We are witnessing the eighth consecutive season in which Los Angeles Dodgersleft-hander Clayton Kershaw has an ERA below 3.00, and Dodgers catcher A.J. Ellis mentioned in conversation Saturday that Kershaw has been so good for so long that you grow accustomed to his excellence. But what Kershaw is doing this season might be a case of the best pitcher of all time doing his best work, particularly in how he controls the ball-strike count.
Kershaw, who is set to start against the Mets and Bartolo Colon on Sunday, has 95 strikeouts and five walks this season and a 19-to-1 strikeout-to-walk ratio, which is vastly better than Phil Hughes' major league-record 11.6-to-1 ratio for a full season — and more than double Kershaw's career-best of 7.71-to-1.

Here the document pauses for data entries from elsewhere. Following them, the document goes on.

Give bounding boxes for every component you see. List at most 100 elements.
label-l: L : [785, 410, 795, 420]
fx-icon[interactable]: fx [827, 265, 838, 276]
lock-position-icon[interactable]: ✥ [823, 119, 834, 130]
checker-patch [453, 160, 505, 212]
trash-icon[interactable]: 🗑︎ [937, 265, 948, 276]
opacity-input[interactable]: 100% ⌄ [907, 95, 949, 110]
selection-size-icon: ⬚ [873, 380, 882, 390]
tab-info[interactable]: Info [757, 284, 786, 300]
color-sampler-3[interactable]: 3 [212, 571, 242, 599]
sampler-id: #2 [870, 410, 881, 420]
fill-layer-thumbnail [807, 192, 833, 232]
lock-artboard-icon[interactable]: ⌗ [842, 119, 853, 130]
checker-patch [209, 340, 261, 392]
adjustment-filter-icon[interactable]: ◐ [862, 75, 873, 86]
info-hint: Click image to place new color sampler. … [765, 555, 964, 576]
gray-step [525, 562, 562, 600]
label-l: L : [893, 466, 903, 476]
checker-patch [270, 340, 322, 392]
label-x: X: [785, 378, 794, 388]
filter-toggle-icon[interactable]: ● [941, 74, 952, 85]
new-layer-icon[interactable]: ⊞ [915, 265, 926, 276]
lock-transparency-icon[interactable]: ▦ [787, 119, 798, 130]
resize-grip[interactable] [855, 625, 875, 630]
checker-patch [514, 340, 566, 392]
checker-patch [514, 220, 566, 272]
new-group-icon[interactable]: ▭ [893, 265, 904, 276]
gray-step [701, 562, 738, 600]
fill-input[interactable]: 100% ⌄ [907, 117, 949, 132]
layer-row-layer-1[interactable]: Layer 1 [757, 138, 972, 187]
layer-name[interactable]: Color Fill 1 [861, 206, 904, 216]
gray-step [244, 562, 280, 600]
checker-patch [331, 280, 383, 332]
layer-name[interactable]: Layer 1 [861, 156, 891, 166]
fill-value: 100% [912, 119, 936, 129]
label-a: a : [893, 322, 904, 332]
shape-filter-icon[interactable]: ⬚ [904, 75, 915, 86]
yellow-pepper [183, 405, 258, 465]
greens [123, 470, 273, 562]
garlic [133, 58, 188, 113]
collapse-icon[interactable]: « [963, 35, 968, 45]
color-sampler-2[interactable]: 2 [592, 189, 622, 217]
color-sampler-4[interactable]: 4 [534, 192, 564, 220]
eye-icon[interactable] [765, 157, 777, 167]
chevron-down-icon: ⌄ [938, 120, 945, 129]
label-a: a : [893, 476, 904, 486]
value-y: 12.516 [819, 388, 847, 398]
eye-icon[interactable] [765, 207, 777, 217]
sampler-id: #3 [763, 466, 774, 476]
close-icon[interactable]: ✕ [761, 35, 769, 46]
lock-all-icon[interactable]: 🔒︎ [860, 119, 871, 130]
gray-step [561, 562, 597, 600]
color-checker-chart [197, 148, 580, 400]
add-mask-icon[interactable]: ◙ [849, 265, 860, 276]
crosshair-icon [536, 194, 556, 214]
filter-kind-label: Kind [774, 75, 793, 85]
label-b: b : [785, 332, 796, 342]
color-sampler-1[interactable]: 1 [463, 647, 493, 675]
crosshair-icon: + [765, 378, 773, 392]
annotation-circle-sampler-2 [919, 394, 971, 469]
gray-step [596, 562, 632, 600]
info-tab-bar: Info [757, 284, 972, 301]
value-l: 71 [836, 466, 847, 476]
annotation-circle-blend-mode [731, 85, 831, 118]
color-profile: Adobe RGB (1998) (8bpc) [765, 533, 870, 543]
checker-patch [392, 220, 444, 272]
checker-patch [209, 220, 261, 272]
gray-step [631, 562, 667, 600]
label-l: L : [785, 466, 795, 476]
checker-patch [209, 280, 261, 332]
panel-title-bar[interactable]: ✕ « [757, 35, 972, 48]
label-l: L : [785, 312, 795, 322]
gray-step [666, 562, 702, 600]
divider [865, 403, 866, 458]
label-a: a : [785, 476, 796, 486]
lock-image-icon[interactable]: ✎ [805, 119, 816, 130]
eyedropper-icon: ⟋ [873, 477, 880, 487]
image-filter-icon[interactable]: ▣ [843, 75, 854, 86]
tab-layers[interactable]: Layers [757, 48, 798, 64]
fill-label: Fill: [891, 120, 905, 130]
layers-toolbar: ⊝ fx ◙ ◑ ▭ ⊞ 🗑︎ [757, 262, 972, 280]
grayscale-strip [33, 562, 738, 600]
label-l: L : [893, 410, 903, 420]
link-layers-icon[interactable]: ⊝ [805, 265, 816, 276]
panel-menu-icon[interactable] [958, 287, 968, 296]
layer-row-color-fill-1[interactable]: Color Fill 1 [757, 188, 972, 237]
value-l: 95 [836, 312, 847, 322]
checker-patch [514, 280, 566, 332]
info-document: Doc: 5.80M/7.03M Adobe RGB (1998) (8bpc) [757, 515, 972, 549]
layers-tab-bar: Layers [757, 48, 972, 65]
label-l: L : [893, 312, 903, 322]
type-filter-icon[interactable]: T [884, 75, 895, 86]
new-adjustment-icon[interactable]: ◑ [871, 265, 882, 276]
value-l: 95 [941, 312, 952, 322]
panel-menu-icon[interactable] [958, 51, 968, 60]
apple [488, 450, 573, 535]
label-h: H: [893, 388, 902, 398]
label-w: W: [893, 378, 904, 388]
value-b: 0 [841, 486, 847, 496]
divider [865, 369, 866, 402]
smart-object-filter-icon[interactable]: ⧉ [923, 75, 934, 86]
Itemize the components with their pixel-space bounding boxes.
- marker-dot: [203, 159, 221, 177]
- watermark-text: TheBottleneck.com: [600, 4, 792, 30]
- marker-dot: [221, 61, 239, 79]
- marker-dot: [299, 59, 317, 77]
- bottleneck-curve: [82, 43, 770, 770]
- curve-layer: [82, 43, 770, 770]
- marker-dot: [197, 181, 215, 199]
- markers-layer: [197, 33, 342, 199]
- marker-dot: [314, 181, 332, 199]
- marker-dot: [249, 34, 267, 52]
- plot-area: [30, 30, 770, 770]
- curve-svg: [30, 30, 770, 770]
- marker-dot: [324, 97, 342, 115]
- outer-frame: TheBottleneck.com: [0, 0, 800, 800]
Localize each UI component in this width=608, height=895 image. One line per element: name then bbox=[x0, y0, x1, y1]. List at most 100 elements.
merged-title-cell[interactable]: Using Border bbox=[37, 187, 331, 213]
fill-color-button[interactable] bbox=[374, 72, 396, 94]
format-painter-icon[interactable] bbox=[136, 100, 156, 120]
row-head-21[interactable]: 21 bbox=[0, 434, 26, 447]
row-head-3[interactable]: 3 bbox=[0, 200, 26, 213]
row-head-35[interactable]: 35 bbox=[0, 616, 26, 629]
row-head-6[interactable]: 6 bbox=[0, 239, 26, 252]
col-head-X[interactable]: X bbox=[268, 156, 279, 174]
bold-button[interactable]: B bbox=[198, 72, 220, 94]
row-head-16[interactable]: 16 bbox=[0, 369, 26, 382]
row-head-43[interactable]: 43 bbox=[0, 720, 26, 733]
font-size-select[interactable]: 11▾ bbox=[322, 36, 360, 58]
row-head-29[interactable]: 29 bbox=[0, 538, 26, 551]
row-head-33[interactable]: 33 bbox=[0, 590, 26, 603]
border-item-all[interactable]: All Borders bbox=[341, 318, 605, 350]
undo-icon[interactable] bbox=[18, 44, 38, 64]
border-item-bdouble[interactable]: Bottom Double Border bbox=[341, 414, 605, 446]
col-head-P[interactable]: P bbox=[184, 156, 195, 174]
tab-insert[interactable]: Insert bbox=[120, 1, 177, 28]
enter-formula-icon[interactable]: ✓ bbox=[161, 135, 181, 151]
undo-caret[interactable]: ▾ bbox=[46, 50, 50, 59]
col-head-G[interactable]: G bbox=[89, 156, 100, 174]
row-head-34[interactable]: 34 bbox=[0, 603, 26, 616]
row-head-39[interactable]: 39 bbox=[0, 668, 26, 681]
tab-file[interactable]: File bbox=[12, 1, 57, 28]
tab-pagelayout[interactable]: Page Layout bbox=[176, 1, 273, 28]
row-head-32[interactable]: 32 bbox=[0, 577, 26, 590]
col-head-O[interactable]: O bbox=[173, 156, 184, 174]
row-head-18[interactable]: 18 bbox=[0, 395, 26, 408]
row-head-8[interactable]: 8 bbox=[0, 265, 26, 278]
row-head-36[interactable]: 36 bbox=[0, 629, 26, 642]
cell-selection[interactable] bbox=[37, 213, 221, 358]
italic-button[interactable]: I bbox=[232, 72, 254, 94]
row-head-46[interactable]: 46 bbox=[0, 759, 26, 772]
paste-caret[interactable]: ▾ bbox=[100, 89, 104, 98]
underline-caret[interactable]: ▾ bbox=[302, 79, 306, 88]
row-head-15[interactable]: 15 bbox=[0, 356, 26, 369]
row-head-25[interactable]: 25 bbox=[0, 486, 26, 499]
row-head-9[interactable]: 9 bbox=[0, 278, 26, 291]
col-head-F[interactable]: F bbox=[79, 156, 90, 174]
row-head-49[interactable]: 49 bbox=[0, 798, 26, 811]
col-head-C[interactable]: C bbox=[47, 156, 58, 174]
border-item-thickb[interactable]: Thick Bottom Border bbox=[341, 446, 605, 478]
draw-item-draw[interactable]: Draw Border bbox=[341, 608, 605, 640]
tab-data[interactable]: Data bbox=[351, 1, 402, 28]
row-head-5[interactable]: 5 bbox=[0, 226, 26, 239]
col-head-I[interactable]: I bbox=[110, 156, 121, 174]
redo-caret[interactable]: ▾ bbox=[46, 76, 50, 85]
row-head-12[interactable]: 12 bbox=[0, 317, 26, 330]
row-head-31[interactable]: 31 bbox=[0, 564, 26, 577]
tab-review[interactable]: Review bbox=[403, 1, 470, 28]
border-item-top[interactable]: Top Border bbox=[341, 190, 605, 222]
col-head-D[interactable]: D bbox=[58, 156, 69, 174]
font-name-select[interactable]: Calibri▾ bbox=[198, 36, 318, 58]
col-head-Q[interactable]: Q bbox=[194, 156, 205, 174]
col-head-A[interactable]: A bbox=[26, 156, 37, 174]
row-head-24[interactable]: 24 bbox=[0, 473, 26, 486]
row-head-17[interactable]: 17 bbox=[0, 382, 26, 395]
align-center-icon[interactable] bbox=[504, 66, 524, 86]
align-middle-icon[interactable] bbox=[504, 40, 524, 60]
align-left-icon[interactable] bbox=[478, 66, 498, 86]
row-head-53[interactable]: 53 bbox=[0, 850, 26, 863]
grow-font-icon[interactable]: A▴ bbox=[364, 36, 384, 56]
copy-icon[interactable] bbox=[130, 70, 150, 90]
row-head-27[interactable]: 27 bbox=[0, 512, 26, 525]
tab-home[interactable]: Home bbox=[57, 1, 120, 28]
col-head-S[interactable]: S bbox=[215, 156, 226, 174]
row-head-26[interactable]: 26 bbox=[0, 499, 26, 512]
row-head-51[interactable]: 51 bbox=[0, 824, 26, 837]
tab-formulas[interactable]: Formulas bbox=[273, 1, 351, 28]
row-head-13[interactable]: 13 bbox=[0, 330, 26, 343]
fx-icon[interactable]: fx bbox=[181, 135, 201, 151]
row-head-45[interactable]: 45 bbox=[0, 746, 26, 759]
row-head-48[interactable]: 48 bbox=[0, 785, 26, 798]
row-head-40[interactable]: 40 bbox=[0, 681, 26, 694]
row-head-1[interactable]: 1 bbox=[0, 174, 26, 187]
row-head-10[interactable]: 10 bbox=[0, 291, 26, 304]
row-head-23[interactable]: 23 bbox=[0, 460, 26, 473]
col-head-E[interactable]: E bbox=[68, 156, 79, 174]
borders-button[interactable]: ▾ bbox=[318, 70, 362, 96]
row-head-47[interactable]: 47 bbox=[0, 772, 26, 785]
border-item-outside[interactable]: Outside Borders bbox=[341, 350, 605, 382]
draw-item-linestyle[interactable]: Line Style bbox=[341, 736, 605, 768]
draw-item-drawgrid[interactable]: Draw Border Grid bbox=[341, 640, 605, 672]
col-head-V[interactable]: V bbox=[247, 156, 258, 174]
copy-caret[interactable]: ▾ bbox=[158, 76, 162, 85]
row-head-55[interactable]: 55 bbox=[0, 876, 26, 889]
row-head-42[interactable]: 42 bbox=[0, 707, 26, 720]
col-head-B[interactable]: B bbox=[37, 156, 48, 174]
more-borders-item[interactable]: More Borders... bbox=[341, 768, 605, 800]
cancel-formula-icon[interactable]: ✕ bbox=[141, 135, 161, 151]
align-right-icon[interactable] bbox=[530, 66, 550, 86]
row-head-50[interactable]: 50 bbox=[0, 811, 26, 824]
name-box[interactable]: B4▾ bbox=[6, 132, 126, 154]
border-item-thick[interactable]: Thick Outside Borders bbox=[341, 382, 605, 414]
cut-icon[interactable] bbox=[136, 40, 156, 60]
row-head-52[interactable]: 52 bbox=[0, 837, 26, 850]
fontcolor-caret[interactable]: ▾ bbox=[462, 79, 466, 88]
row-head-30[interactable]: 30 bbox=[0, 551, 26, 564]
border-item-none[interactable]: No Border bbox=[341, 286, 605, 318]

Ellis said the difference for Kershaw has been the way he has executed strike 1 on the first pitch of at-bats, not just throwing a strike designed to get ahead in the count, but firing a quality strike, a particularly well-placed fastball or slider to the fringes of the zone. Once Kershaw gets strike 1, Ellis said, "The world opens up to him," because at that moment, opposing hitters are at the mercy of his whole repertoire, from a fastball he throws in the low-to-mid 90s, to the slider he is throwing harder than at any point in his career, to the curveball that crashes downward, like a roller coaster.